Statistical analysis

Three biomarkers and covariates (gender, tumor stage, differentiation, smoking history, and age) were compared between samples from patients with and without LNM using chi-square test, ANOVA (analysis of variance) or Wilcoxon rank-sum test where appropriate. Each biomarker was analyzed with logistic regression to estimate its effect on the prediction of LNM. A best predictive model was also identified by entering three biomarkers and covariates into a logistic model and using a backward variable selection method with an alpha level of removal of 0.1. The ability of a biomarker to predict LNM status was further determined by using receiver operating characteristic (ROC) curves and measuring the area under the curve (AUC). Whether the AUCs of ROC curves were different from 0.5 (no discrimination ability) was tested with Chi-Square tests. To obtain optimal cut-off points with the best discrimination power for metastasis status, sensitivity and specificity pairs were obtained in the logistic regression under all the possible thresholds. The optimal cut-off point for each biomarker was calculated where the maximum sum of sensitivity and specificity was achieved.

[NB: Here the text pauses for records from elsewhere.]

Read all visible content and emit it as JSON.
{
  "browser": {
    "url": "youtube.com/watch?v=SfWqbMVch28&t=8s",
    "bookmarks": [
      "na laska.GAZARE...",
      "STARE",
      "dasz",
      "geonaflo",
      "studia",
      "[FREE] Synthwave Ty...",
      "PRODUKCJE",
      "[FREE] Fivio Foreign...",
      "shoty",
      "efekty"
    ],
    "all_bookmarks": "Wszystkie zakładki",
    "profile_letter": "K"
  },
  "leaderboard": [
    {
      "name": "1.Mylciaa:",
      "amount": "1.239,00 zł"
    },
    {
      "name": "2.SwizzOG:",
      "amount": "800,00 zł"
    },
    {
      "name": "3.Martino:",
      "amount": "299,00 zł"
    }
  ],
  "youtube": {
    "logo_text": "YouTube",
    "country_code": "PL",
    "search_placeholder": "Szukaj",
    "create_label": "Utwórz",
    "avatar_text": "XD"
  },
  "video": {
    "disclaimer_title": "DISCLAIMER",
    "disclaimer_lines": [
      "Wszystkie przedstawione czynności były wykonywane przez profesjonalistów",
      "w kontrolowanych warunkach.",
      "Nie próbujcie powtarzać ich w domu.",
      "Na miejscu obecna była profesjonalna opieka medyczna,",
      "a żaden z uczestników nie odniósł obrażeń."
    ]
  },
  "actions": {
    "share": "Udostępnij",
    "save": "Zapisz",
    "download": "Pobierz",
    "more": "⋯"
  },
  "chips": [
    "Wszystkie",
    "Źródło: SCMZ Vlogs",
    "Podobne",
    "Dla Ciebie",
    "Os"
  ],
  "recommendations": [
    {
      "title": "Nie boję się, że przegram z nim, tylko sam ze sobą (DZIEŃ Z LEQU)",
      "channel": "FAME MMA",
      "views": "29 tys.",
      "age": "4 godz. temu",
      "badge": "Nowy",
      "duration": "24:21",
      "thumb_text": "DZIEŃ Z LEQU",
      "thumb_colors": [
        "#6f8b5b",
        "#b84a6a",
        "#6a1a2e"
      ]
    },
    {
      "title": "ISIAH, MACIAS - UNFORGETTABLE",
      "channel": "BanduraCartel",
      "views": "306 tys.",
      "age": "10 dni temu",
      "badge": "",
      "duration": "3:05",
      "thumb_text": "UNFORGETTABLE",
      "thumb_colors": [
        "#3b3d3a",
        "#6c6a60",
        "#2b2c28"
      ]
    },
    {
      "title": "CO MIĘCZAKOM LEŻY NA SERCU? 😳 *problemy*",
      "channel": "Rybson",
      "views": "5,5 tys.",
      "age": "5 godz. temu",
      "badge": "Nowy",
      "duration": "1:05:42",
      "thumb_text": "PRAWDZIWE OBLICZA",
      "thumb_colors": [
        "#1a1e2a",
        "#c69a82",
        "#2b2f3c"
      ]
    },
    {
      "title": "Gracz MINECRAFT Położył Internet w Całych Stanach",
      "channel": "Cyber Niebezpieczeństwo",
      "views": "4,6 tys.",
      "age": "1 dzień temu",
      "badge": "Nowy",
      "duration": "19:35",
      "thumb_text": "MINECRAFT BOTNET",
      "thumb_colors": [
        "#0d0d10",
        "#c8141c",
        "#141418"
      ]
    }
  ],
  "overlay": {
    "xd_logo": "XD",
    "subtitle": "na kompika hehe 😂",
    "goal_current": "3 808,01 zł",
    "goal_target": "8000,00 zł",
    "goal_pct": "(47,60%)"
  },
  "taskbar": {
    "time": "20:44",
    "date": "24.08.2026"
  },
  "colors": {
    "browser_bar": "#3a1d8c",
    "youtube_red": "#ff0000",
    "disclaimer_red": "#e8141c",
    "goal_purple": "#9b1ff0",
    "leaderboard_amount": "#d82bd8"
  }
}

Membranous E-cadherin, cytoplasmic vimentin, and membranous EGFR were further dichotomized by the optimal cut-off point, which corresponds to the most significant relationship with OS or DFS based on the log rank statistic. Cut-off values for membrane E-cadherin, cytoplasmic vimentin, and membrane EGFR were 6.57, 11.92, and 10.93, respectively. Kaplan-Meier survival estimates were then calculated for each group of patients stratified based on the optimal cut-off points along with a log-rank test. Univariate survival analysis for each covariate as well as membranous E-cadherin, cytoplasmic vimentin, and membranous EGFR was carried out using the Cox proportional hazards model. The proportional hazard assumption was also assessed. A multivariable survival analysis of membranous E-cadherin, cytoplasmic vimentin, and membranous EGFR was conducted after adjusting for gender, age, grade, and metastasis status using a backward variable selection method with an alpha level removal of 0.1. All analyses were performed using SAS 9.3 (SAS Institute, Inc., Cary, North Carolina) and the significance level was 0.05.

ACKNOWLEDGMENTS

We thank Dr. Anthea Hammond for editing the paper.

CONFLICTS OF INTEREST

None.

FUNDING

This study is supported by grants from the National Institutes of Health (R33 CA161873) and the Georgia Cancer Coalition Distinguished Scholar Award to ZGC.